20 Toen stond de koning in de vroege morgenstond met het licht op, en hij ging met haast heen tot de kuil der leeuwen.
21 Toen hij nu tot de kuil genaderd was, riep hij tot Daniël met een droeve stem; de koning antwoordde en zeide tot Daniël: o Daniël, gij knecht van de levende God! heeft ook uw God, Die gij gedurig eert, u van de leeuwen kunnen verlossen?
22 Toen sprak Daniël tot de koning: O koning, leef in eeuwigheid!
23 Mijn God heeft Zijn Engel gezonden, en Hij heeft de muil der leeuwen toegesloten, dat zij mij niet beschadigd hebben, omdat voor Hem onschuld in mij gevonden is; ook heb ik, o koning! tegen u geen misdaad gedaan.
24 Toen werd de koning bij zichzelf zeer vrolijk, en zeide, dat men Daniël uit de kuil trekken zou. Toen Daniël uit de kuil opgetrokken was, zo werd er geen schade aan hem gevonden, omdat hij in zijn God geloofd had.
25 Toen beval de koning, en zij brachten die mannen voor, die Daniël overluid beschuldigd hadden, en zij wierpen in de kuil der leeuwen hen, hun kinderen, en hun vrouwen; en zij kwamen niet op de grond van de kuil, of de leeuwen heersten over hen, zij vermorzelden ook al hun beenderen.
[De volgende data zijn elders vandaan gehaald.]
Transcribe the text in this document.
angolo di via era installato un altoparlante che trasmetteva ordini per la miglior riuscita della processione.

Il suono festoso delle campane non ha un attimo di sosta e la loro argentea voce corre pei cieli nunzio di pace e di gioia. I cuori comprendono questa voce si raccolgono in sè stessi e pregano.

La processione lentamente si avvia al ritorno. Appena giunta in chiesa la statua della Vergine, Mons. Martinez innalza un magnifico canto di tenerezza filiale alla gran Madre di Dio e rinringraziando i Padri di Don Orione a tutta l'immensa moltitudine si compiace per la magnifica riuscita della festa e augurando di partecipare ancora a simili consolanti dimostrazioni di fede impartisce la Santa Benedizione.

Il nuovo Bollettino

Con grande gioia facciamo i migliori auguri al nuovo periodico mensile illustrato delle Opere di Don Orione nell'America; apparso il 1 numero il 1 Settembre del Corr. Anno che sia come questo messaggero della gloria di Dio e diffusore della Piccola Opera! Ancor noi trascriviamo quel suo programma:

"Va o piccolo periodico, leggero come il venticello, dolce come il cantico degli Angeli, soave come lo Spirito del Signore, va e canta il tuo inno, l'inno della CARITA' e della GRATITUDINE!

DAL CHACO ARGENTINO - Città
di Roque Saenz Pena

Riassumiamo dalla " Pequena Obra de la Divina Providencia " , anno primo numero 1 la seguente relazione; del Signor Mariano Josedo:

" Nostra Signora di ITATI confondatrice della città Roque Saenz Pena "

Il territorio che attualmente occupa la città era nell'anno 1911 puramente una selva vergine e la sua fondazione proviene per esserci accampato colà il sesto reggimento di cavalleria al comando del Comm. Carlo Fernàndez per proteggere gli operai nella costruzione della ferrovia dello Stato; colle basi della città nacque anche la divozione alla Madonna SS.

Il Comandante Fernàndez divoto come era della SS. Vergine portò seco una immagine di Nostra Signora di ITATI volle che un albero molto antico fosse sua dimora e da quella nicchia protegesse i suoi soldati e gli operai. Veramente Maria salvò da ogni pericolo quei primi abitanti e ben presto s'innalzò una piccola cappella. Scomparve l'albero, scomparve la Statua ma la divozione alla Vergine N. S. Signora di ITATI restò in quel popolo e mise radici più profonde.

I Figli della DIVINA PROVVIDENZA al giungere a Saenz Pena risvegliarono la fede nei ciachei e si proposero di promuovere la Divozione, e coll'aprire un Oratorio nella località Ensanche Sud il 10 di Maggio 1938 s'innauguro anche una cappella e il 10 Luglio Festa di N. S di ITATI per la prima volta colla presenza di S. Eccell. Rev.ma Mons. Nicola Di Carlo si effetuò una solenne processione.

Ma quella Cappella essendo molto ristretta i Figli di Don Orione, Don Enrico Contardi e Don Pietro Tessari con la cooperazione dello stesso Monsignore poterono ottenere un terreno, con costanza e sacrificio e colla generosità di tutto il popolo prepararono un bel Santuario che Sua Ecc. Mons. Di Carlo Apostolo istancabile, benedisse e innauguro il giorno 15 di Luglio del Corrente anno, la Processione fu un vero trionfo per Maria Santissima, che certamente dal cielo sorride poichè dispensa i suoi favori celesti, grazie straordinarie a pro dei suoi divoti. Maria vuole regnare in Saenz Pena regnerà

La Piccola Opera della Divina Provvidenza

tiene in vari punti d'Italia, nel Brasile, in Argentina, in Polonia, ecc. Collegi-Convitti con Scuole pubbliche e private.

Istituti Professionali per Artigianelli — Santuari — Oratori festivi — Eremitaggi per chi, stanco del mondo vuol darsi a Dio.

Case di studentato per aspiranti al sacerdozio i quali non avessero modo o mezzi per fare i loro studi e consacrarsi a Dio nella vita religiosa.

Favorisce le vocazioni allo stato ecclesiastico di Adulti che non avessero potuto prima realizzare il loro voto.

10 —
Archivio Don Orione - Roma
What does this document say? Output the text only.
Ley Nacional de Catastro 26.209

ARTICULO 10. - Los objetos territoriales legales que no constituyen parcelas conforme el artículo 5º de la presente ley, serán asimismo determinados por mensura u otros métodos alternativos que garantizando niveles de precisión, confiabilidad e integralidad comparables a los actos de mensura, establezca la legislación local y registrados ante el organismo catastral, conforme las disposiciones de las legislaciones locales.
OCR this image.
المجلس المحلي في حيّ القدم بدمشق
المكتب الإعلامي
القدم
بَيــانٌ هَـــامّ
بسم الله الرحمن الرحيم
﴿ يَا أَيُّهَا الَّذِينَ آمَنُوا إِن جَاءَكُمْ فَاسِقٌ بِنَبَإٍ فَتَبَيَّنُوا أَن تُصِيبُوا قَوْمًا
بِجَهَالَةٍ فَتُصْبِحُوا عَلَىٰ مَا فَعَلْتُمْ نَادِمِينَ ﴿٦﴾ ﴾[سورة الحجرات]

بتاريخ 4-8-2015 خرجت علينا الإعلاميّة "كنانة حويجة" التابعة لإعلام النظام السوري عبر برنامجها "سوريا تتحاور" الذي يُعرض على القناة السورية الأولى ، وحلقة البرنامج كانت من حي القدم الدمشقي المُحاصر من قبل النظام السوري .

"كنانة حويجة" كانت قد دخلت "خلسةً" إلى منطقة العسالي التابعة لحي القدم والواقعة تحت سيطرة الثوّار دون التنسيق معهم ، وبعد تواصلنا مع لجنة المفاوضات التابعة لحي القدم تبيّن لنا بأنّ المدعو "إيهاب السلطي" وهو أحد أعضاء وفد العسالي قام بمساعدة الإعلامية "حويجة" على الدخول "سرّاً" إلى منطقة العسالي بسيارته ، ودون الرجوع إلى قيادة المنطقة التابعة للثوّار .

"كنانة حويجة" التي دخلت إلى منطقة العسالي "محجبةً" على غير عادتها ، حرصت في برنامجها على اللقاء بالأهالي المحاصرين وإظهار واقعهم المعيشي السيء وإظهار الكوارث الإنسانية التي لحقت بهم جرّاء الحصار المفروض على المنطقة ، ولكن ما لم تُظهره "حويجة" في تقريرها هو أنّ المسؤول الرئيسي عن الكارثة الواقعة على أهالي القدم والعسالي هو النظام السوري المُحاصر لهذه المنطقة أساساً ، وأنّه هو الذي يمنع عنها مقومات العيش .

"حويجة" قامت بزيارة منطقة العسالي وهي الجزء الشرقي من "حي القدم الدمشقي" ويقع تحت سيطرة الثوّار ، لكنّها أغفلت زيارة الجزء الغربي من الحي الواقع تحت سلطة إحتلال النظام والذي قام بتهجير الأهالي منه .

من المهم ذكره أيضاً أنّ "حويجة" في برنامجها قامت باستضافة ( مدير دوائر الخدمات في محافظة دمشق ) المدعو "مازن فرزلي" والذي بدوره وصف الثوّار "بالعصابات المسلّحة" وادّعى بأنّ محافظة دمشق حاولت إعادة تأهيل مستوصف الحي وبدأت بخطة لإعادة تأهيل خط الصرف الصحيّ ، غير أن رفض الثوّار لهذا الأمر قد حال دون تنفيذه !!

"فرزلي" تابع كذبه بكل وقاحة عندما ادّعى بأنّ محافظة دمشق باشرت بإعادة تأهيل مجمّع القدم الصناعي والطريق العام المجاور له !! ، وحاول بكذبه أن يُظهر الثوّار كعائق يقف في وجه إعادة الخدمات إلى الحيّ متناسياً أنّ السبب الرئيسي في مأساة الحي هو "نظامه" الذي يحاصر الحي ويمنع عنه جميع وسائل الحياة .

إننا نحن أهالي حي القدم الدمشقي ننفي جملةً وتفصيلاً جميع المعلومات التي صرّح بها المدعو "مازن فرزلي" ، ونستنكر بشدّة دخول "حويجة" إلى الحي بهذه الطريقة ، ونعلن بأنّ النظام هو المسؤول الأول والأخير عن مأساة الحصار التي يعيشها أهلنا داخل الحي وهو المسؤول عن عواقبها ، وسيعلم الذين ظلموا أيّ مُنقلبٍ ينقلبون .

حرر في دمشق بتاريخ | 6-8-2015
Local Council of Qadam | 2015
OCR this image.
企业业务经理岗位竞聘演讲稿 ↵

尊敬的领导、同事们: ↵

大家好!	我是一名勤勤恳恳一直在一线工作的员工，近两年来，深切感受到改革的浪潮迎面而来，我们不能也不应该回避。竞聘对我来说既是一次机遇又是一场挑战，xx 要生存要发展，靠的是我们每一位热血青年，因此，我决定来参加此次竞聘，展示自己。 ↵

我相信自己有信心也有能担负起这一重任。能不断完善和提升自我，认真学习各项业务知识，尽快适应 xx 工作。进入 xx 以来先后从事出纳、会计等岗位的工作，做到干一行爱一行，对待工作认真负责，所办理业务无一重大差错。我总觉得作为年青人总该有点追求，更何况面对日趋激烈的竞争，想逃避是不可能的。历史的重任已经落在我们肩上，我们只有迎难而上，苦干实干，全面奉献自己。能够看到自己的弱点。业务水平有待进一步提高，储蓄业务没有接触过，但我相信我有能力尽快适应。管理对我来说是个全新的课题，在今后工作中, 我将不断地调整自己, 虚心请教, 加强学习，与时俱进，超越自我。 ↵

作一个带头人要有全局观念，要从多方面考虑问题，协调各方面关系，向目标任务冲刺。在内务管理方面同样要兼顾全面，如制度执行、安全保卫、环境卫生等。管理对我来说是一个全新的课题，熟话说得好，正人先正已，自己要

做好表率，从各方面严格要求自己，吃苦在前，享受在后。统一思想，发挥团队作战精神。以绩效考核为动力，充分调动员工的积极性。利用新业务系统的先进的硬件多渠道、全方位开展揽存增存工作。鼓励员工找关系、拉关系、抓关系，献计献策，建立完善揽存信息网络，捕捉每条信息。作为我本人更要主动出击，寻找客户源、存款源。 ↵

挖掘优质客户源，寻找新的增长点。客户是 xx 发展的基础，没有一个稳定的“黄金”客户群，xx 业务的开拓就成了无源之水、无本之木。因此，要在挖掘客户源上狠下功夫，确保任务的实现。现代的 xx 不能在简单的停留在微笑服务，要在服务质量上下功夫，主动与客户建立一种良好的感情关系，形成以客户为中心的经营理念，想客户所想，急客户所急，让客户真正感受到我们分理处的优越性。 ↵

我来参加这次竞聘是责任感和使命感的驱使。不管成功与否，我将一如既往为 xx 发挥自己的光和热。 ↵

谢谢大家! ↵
26 Toen schreef de koning Daríus aan alle volken, natiën en tongen, die op de ganse aarde woonden: Uw vrede worde vermenigvuldigd!
27 Door mij is een bevel gegeven, dat men in de ganse heerschappij van mijn koninkrijk beve en siddere voor het aangezicht van de God van Daniël; want Hij is de levende God, en bestendig in eeuwigheden, en Zijn koninkrijk is niet verderfelijk, en Zijn heerschappij is tot het einde toe.
28 Hij verlost en redt, en Hij doet tekenen en wonderen in de hemel en op de aarde; Die heeft Daniël uit het geweld der leeuwen verlost.
29 Deze Daniël nu had voorspoed in het koninkrijk van Daríus, en in het koninkrijk van Kores, de Perziaan.